Reputation: 147
I have a table like this:
date ID Value
1 aa 5.5
1 aa 5.5
1 bb 66
1 bb 66
2 cc 2.03
2 aa 0.1
2 aa 0.1
3 bb 7
4 dd 7
5 aa 4
5 aa 4
Some information about rows:
Date - Same date can appear in more than one row
ID - Same ID can appear in more than one row
If ID and Date are same, then value will also be same.
I want to calculate rolling().mean()
of Value
column. But I want to groupby date
and ID
, and calculate the rolling mean that, it does not take the mean of row with same date.
So this do not work, because in this, it takes rolling mean of same date twice.
df.groupby(["ID","date"])["Value"].rolling(3).mean()
I have implemented a for-loop solution but it is way slower, and I am working on millions of rows. This is my current solution.
uniqueID = df["ID"]
for idname in uniqueID:
temp = df.loc[df["ID"] == idname].drop_duplicates(inplace=False,keep="first",subset="date").set_index('date', inplace=False)["Value"].rolling(3).mean()

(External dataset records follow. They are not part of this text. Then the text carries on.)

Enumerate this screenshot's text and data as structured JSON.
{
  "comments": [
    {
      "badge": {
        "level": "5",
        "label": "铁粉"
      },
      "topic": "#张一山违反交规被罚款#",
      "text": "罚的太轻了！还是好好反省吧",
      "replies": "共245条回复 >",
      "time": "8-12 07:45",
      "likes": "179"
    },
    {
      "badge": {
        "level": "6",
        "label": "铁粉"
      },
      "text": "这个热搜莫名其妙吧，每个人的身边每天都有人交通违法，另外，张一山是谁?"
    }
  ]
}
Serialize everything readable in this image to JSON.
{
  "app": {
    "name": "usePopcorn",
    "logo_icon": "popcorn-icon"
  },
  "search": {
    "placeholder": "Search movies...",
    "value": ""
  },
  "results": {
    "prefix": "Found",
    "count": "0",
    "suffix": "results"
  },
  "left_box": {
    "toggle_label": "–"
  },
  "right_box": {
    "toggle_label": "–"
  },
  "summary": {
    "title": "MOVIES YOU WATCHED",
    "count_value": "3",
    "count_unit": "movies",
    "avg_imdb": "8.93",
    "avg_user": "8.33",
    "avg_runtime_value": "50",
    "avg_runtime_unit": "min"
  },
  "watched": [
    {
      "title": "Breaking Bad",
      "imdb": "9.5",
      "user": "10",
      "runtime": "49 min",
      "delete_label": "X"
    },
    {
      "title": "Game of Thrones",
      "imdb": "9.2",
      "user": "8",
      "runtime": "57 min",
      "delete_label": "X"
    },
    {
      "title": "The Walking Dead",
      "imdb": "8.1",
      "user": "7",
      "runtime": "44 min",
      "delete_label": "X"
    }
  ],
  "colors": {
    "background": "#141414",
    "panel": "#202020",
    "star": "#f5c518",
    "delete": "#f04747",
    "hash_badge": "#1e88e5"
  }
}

df.loc[df["ID"] == idname,"rollingmeanCol"] = pd.merge(df.loc[df["ID"]==idname,["date"]],temp,on=["date"],how="left")["Value"].values
Any faster solution without loops?
In the loop also, I am doing this query 3 times, any way to do this query 1 time only? df.loc[df["ID"] == idname]
Expected output (can be verified using the above loop code)
date ID Value rollingmeanCol
1 aa 5.5 NaN
1 aa 5.5 NaN
1 bb 66.0 NaN
1 bb 66.0 NaN
2 cc 2.03 NaN
2 aa 0.1 NaN
2 aa 0.1 NaN
3 bb 7.0 NaN
4 dd 7.0 NaN
5 aa 4.0 3.1999999999999997
5 aa 4.0 3.1999999999999997
Upvotes: 0
Views: 162
Reputation: 1420
You can try this:
# Calculate rolling mean
rollingmeanCol = (
df
.drop_duplicates()
.sort_values('date')
.set_index('date')
.groupby("ID")["Value"].rolling(3).mean()
.rename('rollingmeanCol')
)
# Merge it with your df
df = df.merge(rollingmeanCol, on=['date','ID'])
Output is the same as your expected.
Upvotes: 1